Nusantara

Mencari Titik Temu antara Konservasi dan Kehidupan di TN Tesso Nilo

INDOPOSCO.ID – Kabut pagi masih menggantung di sela dedaunan lebat Taman Nasional Tesso Nilo (TNTN), Kabupaten Pelalawan, Riau sesekali rintik air turun perlahan. Di kejauhan, suara ayam berkokok bersahutan dengan denting alat dapur dari rumah-rumah kayu.

Anak-anak tampak berlarian di jalan tanah menuju sekolah buatan warga, sementara para ibu mulai membersihkan kebun sawit keluarga. Kehidupan di desa-desa sekitar taman nasional berjalan seperti biasa—sederhana, namun bermakna bagi mereka yang telah lama menetap di wilayah ini.

Namun, di balik keseharian yang damai itu, ada keresahan yang tumbuh. Masyarakat sadar, tempat mereka membangun rumah, berkebun, hingga menyekolahkan anak, kini berada di wilayah yang oleh negara ditetapkan sebagai kawasan konservasi.
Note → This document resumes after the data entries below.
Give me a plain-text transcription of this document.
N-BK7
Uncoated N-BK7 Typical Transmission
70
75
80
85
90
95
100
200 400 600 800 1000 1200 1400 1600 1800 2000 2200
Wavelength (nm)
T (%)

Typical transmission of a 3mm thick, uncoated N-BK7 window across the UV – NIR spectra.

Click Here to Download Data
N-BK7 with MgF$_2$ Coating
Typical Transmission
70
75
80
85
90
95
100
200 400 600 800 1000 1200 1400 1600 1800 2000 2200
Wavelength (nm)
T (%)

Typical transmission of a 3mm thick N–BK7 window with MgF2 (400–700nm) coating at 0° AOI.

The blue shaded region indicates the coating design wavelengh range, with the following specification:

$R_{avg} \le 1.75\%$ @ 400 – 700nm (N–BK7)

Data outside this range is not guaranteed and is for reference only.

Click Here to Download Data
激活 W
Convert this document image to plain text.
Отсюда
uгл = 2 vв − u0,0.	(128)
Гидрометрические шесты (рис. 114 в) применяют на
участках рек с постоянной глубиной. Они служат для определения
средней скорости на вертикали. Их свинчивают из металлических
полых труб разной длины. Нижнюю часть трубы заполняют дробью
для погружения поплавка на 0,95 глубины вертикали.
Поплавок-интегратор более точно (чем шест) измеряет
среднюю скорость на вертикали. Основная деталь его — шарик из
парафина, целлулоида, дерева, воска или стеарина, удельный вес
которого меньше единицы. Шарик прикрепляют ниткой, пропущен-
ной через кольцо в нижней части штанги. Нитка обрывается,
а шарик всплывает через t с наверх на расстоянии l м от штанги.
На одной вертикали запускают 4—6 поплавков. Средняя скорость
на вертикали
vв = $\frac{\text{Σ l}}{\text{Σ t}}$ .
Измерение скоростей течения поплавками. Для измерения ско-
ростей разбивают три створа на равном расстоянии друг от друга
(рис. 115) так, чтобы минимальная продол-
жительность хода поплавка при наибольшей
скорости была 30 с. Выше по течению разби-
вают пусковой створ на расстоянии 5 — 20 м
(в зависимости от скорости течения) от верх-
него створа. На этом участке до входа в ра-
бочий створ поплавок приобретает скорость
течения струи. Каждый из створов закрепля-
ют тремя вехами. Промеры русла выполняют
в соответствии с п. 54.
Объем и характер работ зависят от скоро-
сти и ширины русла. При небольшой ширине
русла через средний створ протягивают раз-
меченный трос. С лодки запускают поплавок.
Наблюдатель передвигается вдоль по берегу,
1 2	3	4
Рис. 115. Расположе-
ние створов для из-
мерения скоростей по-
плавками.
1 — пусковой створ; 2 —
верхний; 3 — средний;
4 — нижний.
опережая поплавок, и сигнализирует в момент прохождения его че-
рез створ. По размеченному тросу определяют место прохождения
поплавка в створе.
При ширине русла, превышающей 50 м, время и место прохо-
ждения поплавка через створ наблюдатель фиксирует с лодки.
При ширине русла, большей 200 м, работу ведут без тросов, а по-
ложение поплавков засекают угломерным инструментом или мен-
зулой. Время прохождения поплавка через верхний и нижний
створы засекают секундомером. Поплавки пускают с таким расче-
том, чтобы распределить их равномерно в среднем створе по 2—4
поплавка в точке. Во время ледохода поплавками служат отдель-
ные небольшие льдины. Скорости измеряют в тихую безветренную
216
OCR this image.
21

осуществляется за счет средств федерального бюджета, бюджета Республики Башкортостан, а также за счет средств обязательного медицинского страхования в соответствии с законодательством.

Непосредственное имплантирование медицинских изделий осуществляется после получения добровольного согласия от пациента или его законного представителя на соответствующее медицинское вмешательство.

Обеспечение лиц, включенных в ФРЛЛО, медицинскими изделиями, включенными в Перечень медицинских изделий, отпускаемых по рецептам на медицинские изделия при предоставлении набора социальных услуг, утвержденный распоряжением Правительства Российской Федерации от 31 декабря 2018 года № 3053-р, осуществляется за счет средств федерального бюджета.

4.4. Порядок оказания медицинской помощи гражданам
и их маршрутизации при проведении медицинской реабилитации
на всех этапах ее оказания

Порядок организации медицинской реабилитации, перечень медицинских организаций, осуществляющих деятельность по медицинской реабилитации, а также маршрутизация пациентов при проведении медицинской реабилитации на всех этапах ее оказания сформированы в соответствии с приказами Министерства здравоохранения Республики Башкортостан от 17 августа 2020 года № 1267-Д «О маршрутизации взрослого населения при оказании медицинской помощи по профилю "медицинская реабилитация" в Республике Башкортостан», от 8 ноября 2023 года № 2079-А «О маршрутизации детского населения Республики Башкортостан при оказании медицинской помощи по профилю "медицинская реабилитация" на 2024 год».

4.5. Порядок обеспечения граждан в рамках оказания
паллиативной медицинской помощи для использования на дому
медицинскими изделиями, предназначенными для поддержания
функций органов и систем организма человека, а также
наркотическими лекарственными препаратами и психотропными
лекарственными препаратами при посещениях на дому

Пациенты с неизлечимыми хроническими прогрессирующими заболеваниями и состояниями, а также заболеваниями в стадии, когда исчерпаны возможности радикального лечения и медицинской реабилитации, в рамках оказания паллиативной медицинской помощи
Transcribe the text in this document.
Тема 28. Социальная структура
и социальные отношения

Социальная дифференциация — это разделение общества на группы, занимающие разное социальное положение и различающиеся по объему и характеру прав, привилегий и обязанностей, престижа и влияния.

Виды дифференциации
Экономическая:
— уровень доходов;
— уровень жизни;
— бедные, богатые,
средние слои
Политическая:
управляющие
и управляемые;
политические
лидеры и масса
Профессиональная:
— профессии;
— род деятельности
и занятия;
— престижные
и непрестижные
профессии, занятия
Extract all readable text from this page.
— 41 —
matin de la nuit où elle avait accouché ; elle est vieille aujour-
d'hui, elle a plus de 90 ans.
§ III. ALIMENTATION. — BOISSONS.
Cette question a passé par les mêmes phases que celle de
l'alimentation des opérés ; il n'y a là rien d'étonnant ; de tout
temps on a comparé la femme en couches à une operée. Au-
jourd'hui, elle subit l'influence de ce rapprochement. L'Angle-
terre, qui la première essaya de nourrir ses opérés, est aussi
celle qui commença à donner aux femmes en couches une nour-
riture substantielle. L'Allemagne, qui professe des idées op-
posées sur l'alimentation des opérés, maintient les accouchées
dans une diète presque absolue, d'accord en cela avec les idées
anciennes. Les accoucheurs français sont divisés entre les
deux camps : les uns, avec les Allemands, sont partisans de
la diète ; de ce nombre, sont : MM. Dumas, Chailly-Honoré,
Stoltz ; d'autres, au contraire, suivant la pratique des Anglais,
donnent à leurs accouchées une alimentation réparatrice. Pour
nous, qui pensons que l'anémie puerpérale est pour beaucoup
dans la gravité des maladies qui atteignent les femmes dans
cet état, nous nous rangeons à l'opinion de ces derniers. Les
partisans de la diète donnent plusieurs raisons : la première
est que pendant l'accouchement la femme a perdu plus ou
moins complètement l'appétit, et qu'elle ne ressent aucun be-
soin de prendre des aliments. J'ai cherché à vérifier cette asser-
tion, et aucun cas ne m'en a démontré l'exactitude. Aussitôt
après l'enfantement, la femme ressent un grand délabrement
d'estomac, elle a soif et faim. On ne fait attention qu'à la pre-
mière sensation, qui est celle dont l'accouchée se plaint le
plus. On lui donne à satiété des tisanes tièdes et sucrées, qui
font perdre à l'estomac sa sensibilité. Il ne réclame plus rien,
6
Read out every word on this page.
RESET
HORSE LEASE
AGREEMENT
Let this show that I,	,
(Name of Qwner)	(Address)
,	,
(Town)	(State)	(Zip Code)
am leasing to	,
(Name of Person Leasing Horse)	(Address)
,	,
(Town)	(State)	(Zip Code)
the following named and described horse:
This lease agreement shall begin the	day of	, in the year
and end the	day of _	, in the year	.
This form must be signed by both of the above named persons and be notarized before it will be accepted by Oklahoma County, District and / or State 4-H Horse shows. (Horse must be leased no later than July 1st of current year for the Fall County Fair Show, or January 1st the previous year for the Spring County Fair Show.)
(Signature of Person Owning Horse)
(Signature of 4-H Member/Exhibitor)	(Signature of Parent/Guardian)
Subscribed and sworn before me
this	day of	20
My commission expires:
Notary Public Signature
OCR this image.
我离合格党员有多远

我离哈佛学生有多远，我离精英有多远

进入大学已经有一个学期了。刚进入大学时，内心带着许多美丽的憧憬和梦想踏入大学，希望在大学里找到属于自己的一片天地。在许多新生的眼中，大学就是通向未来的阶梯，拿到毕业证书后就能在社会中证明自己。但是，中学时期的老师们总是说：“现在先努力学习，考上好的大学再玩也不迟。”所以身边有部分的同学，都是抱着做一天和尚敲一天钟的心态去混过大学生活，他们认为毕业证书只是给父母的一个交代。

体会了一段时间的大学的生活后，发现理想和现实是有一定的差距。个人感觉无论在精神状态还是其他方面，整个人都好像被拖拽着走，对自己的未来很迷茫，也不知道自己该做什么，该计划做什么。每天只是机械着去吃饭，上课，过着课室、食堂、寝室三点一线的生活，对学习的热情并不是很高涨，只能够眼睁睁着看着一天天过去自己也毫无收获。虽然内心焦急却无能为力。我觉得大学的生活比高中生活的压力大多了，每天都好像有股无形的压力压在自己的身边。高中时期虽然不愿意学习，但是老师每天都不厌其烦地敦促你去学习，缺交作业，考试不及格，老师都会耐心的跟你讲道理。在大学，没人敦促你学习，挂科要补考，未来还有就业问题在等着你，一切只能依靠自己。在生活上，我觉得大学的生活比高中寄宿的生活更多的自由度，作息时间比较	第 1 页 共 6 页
Pertanyaan pun menggantung di udara: sampai kapan mereka diperbolehkan tinggal?

Ketegangan antara Warga dan Regulasi

Konflik tenurial di TNTN memperlihatkan kenyataan rumit di mana masyarakat dan negara saling berhadapan dalam memperebutkan ruang hidup. Ini bukan sekadar sengketa legal, tetapi mencerminkan kegagalan dalam tata kelola sumber daya alam.

Banyak warga mengaku telah tinggal di kawasan ini sejak akhir 1990-an, lengkap dengan sertifikat hak milik (SHM) yang mereka peroleh jauh sebelum TNTN resmi ditetapkan sebagai taman nasional pada 2004.

Namun, status baru tersebut seolah menghapus legalitas yang mereka miliki. Warga merasa diperlakukan tidak adil, setelah bertahun-tahun menetap dan membangun fasilitas umum secara swadaya.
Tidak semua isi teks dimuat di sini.